1950 : La renaissance malouine

Les récentes commémorations du 70e anniversaire des bombardements de Nantes ont bien montré combien est encore profonde la plaie engendrée par ces dramatiques moments de la Seconde Guerre mondiale. En bien d’autres endroits de Bretagne – on pense notamment à Brest, Saint-Nazaire, Lorient mais aussi à Bruz, petite commune des environs de Rennes terriblement éprouvé – le traumatisme est encore visible, l’architecture portant les stigmates de ces bombardements et de la reconstruction qui suivit.

Saint-Malo compte également parmi ces villes terriblement éprouvées.

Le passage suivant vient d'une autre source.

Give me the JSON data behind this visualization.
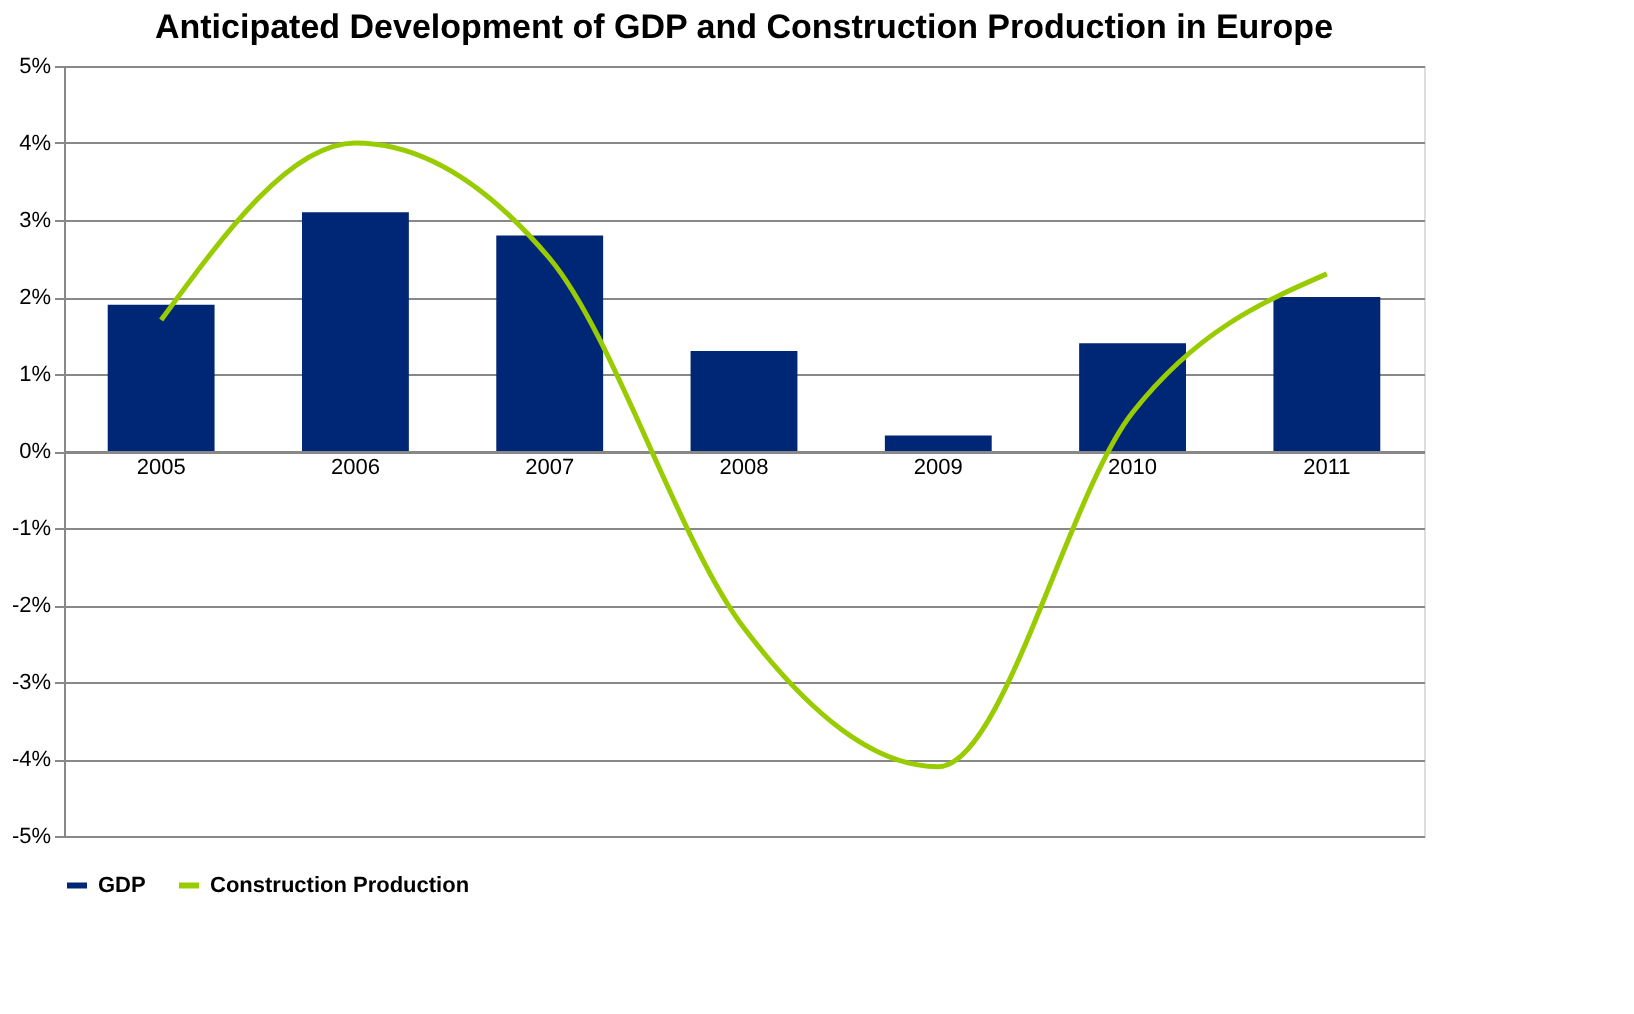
{
  "chart_data": {
    "type": "bar",
    "title": "Anticipated Development of GDP and Construction Production in Europe",
    "categories": [
      "2005",
      "2006",
      "2007",
      "2008",
      "2009",
      "2010",
      "2011"
    ],
    "series": [
      {
        "name": "GDP",
        "color": "#002776",
        "values": [
          1.9,
          3.1,
          2.8,
          1.3,
          0.2,
          1.4,
          2.0
        ]
      },
      {
        "name": "Construction Production",
        "type": "line",
        "color": "#99cc00",
        "values": [
          1.7,
          4.0,
          2.5,
          -2.3,
          -4.1,
          0.5,
          2.3
        ]
      }
    ],
    "ylim": [
      -5,
      5
    ],
    "yticks": [
      {
        "value": -5,
        "label": "-5%"
      },
      {
        "value": -4,
        "label": "-4%"
      },
      {
        "value": -3,
        "label": "-3%"
      },
      {
        "value": -2,
        "label": "-2%"
      },
      {
        "value": -1,
        "label": "-1%"
      },
      {
        "value": 0,
        "label": "0%"
      },
      {
        "value": 1,
        "label": "1%"
      },
      {
        "value": 2,
        "label": "2%"
      },
      {
        "value": 3,
        "label": "3%"
      },
      {
        "value": 4,
        "label": "4%"
      },
      {
        "value": 5,
        "label": "5%"
      }
    ],
    "grid": "y",
    "legend": "bottom",
    "marker": "none"
  }
}
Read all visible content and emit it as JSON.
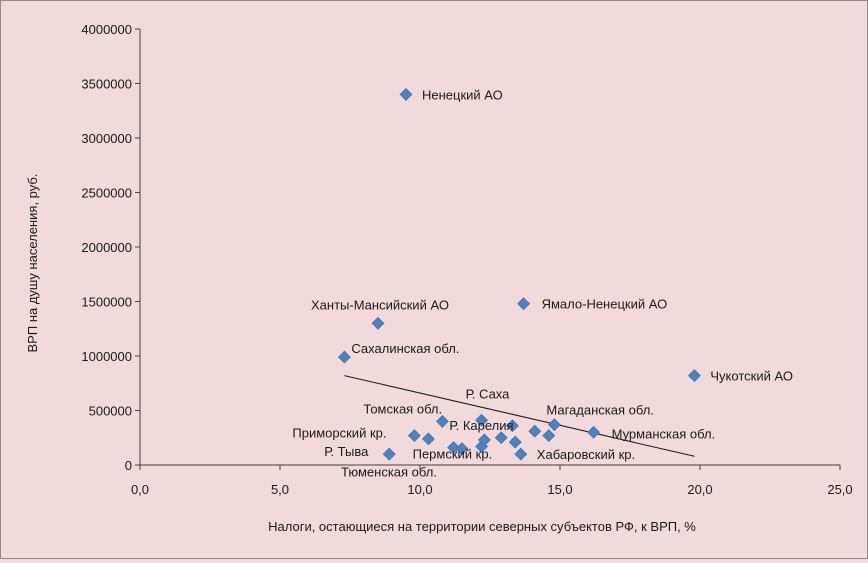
{
  "chart_data": {
    "type": "scatter",
    "title": "",
    "xlabel": "Налоги, остающиеся на территории северных субъектов РФ, к ВРП, %",
    "ylabel": "ВРП на душу населения, руб.",
    "xlim": [
      0,
      25
    ],
    "ylim": [
      0,
      4000000
    ],
    "x_ticks": [
      "0,0",
      "5,0",
      "10,0",
      "15,0",
      "20,0",
      "25,0"
    ],
    "y_ticks": [
      "0",
      "500000",
      "1000000",
      "1500000",
      "2000000",
      "2500000",
      "3000000",
      "3500000",
      "4000000"
    ],
    "grid": false,
    "legend": "none",
    "marker_color": "#4f81bd",
    "points": [
      {
        "x": 9.5,
        "y": 3400000,
        "label": "Ненецкий АО"
      },
      {
        "x": 13.7,
        "y": 1480000,
        "label": "Ямало-Ненецкий АО"
      },
      {
        "x": 8.5,
        "y": 1300000,
        "label": "Ханты-Мансийский АО"
      },
      {
        "x": 7.3,
        "y": 990000,
        "label": "Сахалинская обл."
      },
      {
        "x": 19.8,
        "y": 820000,
        "label": "Чукотский АО"
      },
      {
        "x": 12.2,
        "y": 410000,
        "label": "Р. Саха"
      },
      {
        "x": 10.8,
        "y": 400000,
        "label": "Томская обл."
      },
      {
        "x": 14.8,
        "y": 370000,
        "label": "Магаданская обл."
      },
      {
        "x": 13.3,
        "y": 360000,
        "label": "Р. Карелия"
      },
      {
        "x": 16.2,
        "y": 300000,
        "label": "Мурманская обл."
      },
      {
        "x": 9.8,
        "y": 270000,
        "label": "Приморский кр."
      },
      {
        "x": 8.9,
        "y": 100000,
        "label": "Р. Тыва"
      },
      {
        "x": 12.2,
        "y": 170000,
        "label": "Пермский кр."
      },
      {
        "x": 13.6,
        "y": 100000,
        "label": "Хабаровский кр."
      },
      {
        "x": 11.5,
        "y": 150000,
        "label": "Тюменская обл."
      },
      {
        "x": 10.3,
        "y": 240000,
        "label": ""
      },
      {
        "x": 11.2,
        "y": 160000,
        "label": ""
      },
      {
        "x": 12.3,
        "y": 230000,
        "label": ""
      },
      {
        "x": 12.9,
        "y": 250000,
        "label": ""
      },
      {
        "x": 13.4,
        "y": 210000,
        "label": ""
      },
      {
        "x": 14.1,
        "y": 310000,
        "label": ""
      },
      {
        "x": 14.6,
        "y": 270000,
        "label": ""
      }
    ],
    "trendline": {
      "x": [
        7.3,
        19.8
      ],
      "y": [
        820000,
        80000
      ]
    }
  }
}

Le mois d’août 1944 et les combats de la Libération y sont particulièrement dramatiques, tant pour les biens que pour les personnes : le siège dure 10 jours et lorsque les Américains pénètrent dans la ville, celle-ci est détruite à 80% !

Vue de Saint-Malo prise en 1946 par une touriste venue en vacances en Bretagne. Collection particulière.

Si Paramé et Saint-Servan sont touchés, c’est la vieille ville de Saint-Malo qui paye le plus lourd tribu à la Libération : près de 700 édifices sont détruits sur 865. 6 500 personnes se retrouvent sans abri et doivent être relogées. A Intramuros, les travaux de déblaiement durent près de trois ans car c’est pierre par pierre que l’on opère, dans le but de reconstruire. Mais, là encore, la décision ne se fait pas sans maints débats. Certains veulent reconstruire à l’identique, ce qui est très long et très coûteux, tandis que d’autres préfèrent une reconstruction à la manière de Brest ou du Havre, plus géométrique mais plus rapide. Certains encore préfèrent ne rien reconstruire et ériger les ruines en une sorte de mémorial. Il est vrai que la responsabilité américaine dans la destruction de Saint-Malo est une question alors éminemment sensible, ceux-ci ayant considérablement surestimé les effectifs allemands en place et donc utilisé des moyens terriblement disproportionnés pour libérer la ville.

La fin des années 1940 est donc une période très difficile pour les habitants qui doivent supporter, en plus des rigueurs du rationnement, l’inconfort de logements provisoires qui pullulent à Paramé et Saint-Servan. C’est sous le mandat de Guy Lachambre, élu maire en 1947, que la reconstruction débute réellement, les années précédentes ayant été consacrées à l’élaboration des plans et au débat quant à la nature des travaux souhaités.

C’est ainsi qu’en 1950 un reportage des actualités est consacré à la renaissance de Saint-Malo. Les vues aériennes montrant l’état de la ville close sont saisissantes et laissent imaginer d’une part, l’ampleur des destructions, et d’autre part, l’immense tâche qu’est la reconstruction. Le commentaire du film est particulièrement intéressant puisqu’on voit bien la place qui est accordée au tourisme dans la renaissance de Saint-Malo. C’est le retour de la cité corsaire, celle qui est promue par les prospectus touristiques des années 1930 qui vendent une Bretagne pittoresque, typique et exotique.

Dans ces conditions, on comprend aisément le choix d’une reconstruction très fidèle à l'original. Pourtant, il n’en demeure pas moins que cette décision n’est pas sans inconvénients. Le port de Saint-Malo est ainsi reconstruit à l’identique, sur les bases de ce qu’il est avant la Seconde Guerre mondiale. Or en 1939, si 90 voiliers pratiquent la traditionnelle pêche à la morue, ils ne sont plus qu’une quinzaine en 1950. C’est ce qui fait dire à certains qu’en se focalisant trop sur son passé détruit par les bombes, Saint-Malo en a presque hypothéqué son avenir.